- Associated Press - Friday, June 10, 2016

KAILUA-KONA, Hawaii (AP) - Recent rainfall seems to have helped West Hawaii recover from the drought that hit the area earlier this year.

Rainfall in Honaunau totaled 10.5 inches in May, more than twice the average for that month. During that time, Waimea saw its highest rainfall in nearly two decades and the Kohala Mountains had totals ranging from two to seven times normal levels, West Hawaii Today reported (https://bit.ly/24EZ5ng).

The driest January on record in Kealakekua had farmers concerned about their crops. Kurt Schweickhard, who owns a coffee and macadamia nut farm, has welcomed the rain on his property in Kainaliu, where there’s been four inches of precipitation so far this month.

“It’s been good,” Schweickhard said. “People need to fertilize, and we do want the moisture.”

Dry conditions on the island had intensified in March before residents felt some relief by April rains. The drought had been blamed on El Nino, a natural warming of parts of the central Pacific that changes weather worldwide. In West Hawaii, El Nino brought a stable air pattern to the islands and a big reduction in storms and showers.

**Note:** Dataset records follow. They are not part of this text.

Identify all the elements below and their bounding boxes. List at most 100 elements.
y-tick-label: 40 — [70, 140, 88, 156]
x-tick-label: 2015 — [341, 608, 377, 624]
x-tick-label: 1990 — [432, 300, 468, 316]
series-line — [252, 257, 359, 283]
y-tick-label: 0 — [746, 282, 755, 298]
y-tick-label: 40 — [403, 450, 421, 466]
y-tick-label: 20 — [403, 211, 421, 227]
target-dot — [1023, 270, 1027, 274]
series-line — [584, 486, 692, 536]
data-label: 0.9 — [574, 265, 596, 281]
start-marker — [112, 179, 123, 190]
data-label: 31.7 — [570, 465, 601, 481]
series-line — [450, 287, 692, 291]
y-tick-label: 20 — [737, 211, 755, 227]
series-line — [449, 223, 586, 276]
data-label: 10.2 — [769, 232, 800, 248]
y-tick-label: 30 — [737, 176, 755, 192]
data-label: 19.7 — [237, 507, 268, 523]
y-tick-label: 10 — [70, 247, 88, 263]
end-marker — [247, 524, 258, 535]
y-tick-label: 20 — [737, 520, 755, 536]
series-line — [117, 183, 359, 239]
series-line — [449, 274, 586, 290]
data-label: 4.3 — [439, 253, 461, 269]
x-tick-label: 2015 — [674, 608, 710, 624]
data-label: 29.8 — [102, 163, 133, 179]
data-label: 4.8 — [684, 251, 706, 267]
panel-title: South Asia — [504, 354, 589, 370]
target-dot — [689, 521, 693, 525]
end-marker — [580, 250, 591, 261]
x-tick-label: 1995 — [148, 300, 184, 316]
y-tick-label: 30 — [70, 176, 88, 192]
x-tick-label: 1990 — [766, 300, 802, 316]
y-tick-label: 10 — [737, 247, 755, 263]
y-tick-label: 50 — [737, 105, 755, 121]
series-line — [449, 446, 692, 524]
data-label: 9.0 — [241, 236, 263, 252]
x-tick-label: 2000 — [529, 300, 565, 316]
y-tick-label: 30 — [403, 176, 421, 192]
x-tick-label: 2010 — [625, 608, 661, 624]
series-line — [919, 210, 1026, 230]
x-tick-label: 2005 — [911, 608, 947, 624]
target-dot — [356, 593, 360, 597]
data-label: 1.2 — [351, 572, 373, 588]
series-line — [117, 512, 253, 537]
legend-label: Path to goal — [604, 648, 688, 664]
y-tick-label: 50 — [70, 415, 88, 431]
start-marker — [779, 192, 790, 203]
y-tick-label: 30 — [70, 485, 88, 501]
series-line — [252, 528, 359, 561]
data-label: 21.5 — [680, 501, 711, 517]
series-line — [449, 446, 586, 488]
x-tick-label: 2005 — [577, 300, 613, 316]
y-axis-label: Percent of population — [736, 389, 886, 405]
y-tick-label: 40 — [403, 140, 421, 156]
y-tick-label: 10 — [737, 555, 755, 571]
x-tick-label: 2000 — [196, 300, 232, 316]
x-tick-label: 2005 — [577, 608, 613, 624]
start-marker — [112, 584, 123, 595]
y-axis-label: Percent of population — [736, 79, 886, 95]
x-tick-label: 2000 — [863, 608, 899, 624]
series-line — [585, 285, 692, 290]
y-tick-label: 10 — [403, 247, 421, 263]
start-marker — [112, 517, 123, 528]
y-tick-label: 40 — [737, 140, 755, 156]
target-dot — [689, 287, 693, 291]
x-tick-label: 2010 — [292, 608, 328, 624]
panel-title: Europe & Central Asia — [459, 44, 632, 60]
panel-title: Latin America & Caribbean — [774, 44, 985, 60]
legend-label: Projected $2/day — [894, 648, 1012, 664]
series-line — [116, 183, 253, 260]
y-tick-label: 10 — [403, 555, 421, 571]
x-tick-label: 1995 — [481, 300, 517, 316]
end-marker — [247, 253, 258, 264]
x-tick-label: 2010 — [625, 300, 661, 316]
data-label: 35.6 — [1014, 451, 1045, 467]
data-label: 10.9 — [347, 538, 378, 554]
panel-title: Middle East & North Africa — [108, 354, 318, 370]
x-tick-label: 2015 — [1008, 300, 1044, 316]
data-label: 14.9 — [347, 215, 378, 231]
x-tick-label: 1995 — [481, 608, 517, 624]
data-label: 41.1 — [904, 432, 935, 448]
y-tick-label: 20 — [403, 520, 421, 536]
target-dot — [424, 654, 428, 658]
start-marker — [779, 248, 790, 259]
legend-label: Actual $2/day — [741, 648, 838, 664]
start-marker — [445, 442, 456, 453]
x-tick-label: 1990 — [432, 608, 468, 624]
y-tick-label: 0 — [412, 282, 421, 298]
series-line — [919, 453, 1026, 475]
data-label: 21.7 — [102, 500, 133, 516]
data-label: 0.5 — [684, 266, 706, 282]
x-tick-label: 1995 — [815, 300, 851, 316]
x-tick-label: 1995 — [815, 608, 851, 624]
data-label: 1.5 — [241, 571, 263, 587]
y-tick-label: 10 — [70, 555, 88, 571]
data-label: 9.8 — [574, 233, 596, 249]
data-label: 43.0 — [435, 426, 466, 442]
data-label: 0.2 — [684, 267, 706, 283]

The recent high levels of rainfall have mostly been seen in west and north Hawaii regions, while half of the island’s rain gauges are still less than 50 percent of average for the first five months of the year. However, meteorologists with the NOAA Climate Prediction Center are predicting above normal rain for the latter half of the dry season that runs from May through September.